You better be prepared for a brainy evening as you go and watch this British premiere of Wajdi Mouawad's Littoral (Shore) at the Riverside Studios. This is deliberately and manifestly high-brow theatre, and I would think most viewers will find it cryptic and incomprehensible. Honestly, despite having done his homework, this reviewer was perplexed for most of the first half and still remains confused about the themes and messages that the author wants to convey.

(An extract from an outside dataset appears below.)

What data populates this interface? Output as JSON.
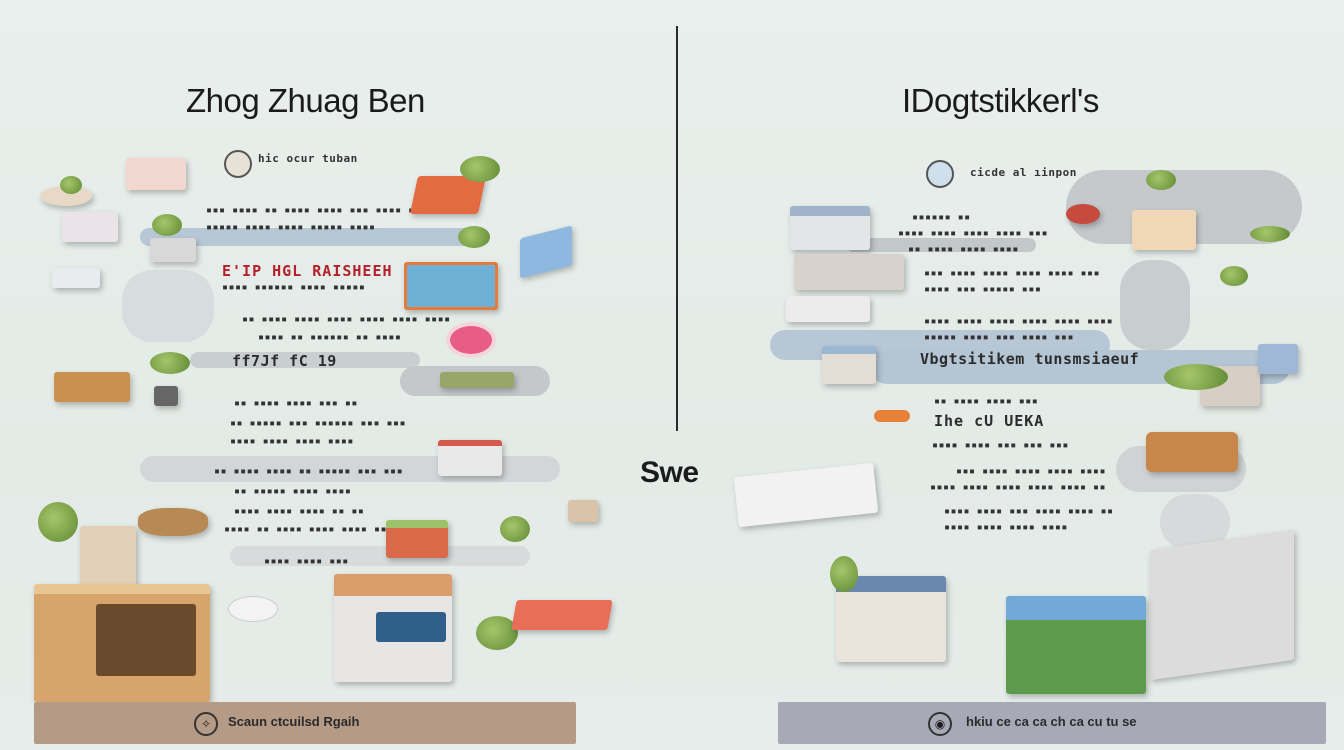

Wilfred (Joseph Elliott), the protagonist, develops his identity in front of us as he grows out of adolescence, following the death of his father. We experience with him the mix of imaginary and real events through which he discovers the contradictions of his origins (was his father a murderer, or not?). We follow him in the encounters that will allow him to become a man, by understanding and accepting both what he shares with other human beings, and his uniqueness. We see him abandoning his protective fantasies (a medieval knight he calls whenever he needs protection) and his cowardly excuses (a film crew "directing" his life).

During the first thirty minutes of the performance, the confusion of reality and imagination is such, and the sequence of events so puzzling, that it is difficult to appreciate the play (but it is easy to appreciate the acting). However, as things tidy up a bit, the script gets more enjoyable; and, while the scene remains the same, it feels much more alive and diverse, thanks to the actors' choreography and the lighting. Then, as Wilfred builds his memories, the stage is animated by his father's letters, and later by the characters' clothing, creating the silhouette of a shore. As Wilfred's young (Nadeam Millward) and old father (Rufus Graham) substitute each other, they are brought to life by light. As the protagonist abandons his solitary world, "the others" become alive with songs and music. The direction (Anne Khazam) and lighting (Tim Mascall) give their best.
The actors perform beautifully. Joseph Elliott's and Rufus Graham monologues are full and engaging. Nadeam Millward's performance is emotional and gripping. Augustina Seymour and Mark Moore animate their supporting roles and bring to life their more intense emotions (love, dedication and anger).
Despite everything, the play even succeeds in generating some laughing, even though my impression is that this was due to the public's failure to understand its depth, more than the author's intention.

While the direction, stage design and acting are all of very good level, the language and themes of this play require vast knowledge and patience to be really appreciated. For this reason, although I am happy to recommend it, you should be aware this is not a performance you would go to for a cheerful, entertaining evening out, nor a play that will be appreciated by everyone.